Se ti stai chiedendo come ottenere il bonus scale 2025, sappi che per usufruire dell’incentivo è necessario rispettare alcuni requisiti fondamentali. Vediamo insieme di seguito quali sono.
- Pagare con metodi tracciabili, come bonifico parlante per ristrutturazione edilizia (specificando causale, codice fiscale e partita IVA del beneficiario).
- Essere in regola con le normative edilizie, quindi presentare la CILA o la SCIA dove richiesto.
- Conservare tutta la documentazione: fatture, ricevute di pagamento, autorizzazioni edilizie, certificati dei materiali, relazione tecnica dell’intervento.
- Avere un titolo valido sull’immobile: proprietà, usufrutto, contratto di comodato o locazione regolarmente registrato.
Si possono cumulare il Bonus scale 2025 con altri incentivi?
In alcuni casi, il Bonus scale 2025 può essere cumulato con altri bonus edilizi, ma occorre prestare attenzione a non sovrapporre le stesse spese per più agevolazioni.
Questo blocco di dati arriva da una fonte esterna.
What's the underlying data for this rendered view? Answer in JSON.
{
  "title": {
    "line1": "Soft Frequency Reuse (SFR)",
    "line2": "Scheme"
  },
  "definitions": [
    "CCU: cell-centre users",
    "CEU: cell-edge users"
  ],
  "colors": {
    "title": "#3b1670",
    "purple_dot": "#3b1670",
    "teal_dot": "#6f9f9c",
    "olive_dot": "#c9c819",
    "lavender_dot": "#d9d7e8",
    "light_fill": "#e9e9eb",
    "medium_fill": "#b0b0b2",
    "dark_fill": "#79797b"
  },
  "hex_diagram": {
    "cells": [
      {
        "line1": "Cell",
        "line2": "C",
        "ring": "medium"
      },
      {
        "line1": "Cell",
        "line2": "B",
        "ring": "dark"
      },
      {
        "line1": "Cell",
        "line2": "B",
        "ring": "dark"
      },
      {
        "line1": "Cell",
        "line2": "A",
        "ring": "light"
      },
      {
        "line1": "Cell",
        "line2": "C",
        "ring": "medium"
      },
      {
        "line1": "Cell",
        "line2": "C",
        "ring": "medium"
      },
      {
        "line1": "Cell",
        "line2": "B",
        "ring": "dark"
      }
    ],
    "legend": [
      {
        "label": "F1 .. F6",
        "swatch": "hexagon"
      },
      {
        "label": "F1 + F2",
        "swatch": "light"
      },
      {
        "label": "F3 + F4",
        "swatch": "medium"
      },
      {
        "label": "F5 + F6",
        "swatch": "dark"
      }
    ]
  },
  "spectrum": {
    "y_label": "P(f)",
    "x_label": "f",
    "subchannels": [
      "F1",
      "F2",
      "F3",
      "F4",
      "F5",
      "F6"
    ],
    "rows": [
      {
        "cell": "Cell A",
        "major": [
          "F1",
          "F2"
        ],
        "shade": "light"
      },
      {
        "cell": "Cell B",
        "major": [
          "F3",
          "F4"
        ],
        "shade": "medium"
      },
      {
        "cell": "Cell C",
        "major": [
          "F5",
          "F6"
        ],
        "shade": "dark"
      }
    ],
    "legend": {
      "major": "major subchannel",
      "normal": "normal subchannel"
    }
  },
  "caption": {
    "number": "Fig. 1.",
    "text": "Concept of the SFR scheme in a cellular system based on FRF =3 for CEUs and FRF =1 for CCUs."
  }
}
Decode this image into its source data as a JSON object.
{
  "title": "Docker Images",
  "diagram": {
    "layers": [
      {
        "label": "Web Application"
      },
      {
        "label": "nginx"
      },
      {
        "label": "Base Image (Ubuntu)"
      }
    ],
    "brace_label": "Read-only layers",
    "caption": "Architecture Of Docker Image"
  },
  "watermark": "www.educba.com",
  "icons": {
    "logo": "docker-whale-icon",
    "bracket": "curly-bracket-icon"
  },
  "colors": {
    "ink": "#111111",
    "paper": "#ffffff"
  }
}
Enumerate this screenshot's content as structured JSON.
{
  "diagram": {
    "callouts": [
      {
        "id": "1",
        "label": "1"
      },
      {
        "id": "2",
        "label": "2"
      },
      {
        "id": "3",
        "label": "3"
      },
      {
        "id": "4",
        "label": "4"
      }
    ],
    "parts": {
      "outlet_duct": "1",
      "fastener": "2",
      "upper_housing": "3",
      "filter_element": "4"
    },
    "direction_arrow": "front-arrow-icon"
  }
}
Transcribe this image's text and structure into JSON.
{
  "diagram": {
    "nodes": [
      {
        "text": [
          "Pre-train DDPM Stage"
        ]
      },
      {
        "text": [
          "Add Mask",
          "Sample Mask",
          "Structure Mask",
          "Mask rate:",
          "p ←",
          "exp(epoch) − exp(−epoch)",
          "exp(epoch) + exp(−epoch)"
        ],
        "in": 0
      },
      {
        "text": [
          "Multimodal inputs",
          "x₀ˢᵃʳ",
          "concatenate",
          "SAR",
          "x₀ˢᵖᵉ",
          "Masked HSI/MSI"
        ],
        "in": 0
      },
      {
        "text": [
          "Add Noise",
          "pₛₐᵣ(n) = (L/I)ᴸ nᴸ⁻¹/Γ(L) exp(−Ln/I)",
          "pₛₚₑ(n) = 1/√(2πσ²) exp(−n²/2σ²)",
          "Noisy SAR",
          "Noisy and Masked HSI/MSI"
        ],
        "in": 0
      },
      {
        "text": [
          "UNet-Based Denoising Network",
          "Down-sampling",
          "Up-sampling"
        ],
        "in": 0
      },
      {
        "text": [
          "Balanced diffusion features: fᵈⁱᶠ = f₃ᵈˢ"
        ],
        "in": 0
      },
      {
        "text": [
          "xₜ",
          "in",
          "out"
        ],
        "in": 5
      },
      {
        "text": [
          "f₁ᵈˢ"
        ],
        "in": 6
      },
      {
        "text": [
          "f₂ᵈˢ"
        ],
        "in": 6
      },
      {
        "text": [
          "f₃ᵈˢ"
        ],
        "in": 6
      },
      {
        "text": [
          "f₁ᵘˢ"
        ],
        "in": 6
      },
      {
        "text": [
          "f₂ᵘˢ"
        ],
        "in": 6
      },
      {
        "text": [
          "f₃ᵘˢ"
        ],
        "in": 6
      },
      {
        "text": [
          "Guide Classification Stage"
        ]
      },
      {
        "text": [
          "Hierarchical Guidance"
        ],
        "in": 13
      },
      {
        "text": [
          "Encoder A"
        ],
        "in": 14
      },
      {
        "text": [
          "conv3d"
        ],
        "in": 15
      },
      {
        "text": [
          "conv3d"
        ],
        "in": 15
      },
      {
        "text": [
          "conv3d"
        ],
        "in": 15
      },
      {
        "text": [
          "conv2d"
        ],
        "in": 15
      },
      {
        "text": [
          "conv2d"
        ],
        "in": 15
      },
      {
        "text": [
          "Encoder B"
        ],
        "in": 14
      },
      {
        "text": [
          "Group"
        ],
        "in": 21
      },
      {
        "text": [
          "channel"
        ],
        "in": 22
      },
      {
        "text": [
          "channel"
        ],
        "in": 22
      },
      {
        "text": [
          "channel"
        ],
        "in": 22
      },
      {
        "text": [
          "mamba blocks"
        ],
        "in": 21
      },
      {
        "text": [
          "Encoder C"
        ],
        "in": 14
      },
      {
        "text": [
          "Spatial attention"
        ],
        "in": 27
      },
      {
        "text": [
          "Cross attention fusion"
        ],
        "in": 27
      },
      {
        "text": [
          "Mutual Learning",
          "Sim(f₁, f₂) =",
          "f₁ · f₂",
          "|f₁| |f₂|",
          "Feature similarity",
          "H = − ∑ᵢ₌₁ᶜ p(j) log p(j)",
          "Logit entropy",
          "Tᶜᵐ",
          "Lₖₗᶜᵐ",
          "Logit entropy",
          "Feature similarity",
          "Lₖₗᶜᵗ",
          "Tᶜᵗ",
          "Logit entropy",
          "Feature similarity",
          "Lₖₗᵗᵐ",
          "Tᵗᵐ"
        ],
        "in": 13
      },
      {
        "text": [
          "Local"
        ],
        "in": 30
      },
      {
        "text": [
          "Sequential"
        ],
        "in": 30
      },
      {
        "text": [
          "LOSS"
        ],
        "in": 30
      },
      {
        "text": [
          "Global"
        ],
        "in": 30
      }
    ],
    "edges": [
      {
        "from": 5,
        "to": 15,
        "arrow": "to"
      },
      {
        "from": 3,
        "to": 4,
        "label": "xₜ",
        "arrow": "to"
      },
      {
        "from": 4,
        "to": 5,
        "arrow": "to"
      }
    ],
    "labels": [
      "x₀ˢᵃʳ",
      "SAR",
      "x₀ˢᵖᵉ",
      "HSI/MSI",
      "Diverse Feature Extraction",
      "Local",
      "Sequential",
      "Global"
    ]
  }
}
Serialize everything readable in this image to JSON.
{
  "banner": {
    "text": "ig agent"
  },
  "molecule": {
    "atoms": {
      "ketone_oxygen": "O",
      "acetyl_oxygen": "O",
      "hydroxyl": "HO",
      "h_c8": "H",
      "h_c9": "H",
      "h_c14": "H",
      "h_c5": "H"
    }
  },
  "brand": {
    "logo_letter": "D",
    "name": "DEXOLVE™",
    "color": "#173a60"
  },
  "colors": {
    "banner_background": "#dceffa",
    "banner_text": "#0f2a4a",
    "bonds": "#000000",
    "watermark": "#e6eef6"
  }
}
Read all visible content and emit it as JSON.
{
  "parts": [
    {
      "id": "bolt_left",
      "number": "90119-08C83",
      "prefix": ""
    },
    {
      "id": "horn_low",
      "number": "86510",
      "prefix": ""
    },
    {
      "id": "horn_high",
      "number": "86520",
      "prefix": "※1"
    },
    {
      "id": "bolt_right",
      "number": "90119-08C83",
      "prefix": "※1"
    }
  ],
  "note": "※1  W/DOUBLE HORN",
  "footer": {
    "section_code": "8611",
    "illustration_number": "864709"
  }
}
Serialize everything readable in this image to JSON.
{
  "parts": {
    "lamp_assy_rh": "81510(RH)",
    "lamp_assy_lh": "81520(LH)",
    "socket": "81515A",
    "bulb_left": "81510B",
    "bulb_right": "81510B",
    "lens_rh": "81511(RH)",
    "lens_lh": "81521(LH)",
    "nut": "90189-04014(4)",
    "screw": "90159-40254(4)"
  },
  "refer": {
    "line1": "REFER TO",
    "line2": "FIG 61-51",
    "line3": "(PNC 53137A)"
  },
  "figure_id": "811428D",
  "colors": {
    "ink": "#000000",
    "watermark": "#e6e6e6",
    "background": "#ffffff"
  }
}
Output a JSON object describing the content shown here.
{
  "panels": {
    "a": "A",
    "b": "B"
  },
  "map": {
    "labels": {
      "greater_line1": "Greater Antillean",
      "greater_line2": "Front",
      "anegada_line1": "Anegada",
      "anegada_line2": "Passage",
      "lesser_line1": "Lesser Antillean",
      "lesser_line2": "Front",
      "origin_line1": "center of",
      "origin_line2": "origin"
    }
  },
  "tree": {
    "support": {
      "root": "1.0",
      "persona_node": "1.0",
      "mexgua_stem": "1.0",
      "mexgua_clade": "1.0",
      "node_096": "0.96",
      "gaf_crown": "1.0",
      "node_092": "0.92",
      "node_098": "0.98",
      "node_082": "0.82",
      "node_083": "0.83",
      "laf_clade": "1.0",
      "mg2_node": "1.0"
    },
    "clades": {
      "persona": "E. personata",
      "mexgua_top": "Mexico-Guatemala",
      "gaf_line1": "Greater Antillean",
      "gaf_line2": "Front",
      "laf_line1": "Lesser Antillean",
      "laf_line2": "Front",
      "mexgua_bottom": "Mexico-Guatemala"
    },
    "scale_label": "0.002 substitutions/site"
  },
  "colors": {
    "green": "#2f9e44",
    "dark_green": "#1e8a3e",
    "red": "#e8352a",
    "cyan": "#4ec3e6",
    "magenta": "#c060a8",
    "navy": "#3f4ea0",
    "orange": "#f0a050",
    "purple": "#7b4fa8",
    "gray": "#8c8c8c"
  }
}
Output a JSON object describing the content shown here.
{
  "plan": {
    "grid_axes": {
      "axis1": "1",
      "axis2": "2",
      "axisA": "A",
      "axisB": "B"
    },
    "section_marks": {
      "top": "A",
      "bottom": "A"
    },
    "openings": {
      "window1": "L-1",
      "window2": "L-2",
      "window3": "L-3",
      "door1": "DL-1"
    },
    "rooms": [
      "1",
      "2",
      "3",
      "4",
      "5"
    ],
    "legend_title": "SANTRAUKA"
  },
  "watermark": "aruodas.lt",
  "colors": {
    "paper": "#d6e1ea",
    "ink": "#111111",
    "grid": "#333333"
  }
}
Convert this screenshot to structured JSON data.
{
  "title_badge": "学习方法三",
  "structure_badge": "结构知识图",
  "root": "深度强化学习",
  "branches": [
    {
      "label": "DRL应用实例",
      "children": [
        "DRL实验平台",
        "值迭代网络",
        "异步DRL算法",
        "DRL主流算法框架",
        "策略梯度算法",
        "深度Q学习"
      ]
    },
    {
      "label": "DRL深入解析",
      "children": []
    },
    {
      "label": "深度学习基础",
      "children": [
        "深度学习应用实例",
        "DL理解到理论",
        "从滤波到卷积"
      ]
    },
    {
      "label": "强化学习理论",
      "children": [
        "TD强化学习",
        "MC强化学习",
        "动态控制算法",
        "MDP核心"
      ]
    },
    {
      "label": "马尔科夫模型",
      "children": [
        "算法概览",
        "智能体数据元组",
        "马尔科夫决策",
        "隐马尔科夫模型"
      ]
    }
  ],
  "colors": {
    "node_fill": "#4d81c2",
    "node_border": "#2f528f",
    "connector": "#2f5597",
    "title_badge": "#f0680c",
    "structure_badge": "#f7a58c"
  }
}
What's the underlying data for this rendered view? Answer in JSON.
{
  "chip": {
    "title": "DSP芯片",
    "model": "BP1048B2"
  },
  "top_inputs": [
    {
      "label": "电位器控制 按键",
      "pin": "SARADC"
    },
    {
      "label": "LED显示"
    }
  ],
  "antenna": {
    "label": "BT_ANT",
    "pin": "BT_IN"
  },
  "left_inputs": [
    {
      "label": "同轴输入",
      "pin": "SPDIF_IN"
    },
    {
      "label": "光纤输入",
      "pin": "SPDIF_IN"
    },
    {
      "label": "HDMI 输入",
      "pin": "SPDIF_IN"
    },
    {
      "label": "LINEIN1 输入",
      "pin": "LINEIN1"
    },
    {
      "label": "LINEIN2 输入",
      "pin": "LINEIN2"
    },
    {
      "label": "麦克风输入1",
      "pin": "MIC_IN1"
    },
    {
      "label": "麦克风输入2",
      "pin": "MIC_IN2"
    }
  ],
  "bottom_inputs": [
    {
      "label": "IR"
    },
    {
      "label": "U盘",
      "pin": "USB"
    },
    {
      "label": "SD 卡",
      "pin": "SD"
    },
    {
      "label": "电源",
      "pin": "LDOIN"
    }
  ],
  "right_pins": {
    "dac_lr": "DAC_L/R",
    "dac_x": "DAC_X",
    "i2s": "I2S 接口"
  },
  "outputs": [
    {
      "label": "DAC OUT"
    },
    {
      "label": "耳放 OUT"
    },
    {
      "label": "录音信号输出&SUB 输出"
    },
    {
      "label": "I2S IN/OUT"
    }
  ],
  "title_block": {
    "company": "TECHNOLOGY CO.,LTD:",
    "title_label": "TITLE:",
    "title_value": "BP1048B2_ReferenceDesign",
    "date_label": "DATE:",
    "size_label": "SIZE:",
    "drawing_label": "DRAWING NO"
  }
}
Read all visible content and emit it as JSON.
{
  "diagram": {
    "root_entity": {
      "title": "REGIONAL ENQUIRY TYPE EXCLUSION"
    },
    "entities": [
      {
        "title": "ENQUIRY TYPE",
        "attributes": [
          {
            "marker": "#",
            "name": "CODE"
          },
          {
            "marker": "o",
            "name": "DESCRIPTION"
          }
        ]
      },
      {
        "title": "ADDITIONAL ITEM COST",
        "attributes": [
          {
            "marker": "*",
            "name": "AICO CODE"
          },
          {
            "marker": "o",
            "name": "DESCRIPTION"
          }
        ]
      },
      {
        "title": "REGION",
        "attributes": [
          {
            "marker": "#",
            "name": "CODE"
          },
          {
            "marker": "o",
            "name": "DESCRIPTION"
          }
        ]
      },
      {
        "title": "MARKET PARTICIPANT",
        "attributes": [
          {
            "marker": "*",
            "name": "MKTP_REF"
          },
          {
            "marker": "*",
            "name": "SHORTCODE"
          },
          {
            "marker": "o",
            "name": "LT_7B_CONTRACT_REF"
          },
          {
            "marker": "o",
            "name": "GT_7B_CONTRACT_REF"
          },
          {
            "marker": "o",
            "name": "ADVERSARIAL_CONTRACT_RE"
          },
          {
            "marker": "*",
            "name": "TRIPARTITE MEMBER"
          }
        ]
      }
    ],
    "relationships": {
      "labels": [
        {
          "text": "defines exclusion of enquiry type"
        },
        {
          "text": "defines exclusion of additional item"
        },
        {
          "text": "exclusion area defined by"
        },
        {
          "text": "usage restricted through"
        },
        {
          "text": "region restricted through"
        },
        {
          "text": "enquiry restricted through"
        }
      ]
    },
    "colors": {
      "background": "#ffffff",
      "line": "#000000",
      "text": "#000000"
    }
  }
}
Ecco le combinazioni possibili:
- Bonus mobili 2025: se l’intervento rientra in una ristrutturazione più ampia, il proprietario può accedere anche al Bonus mobili per arredare la casa.
- Bonus barriere architettoniche 2025: se la scala viene adeguata per disabili o anziani, si può valutare l’uso di questo incentivo (attualmente con detrazione al 75%), ma non sulle stesse spese già detratte con il Bonus scale.
- Superbonus: in caso di lavori trainanti già in corso, l’intervento sulla scala potrebbe essere trainato se connesso al miglioramento dell’accessibilità.
Prima di capire con quali bonus puoi combinare gli incentivi per le scale, ti consigliamo di confrontarti con un tecnico o un commercialista per valutare la compatibilità dei bonus e scegliere l’opzione fiscalmente più vantaggiosa.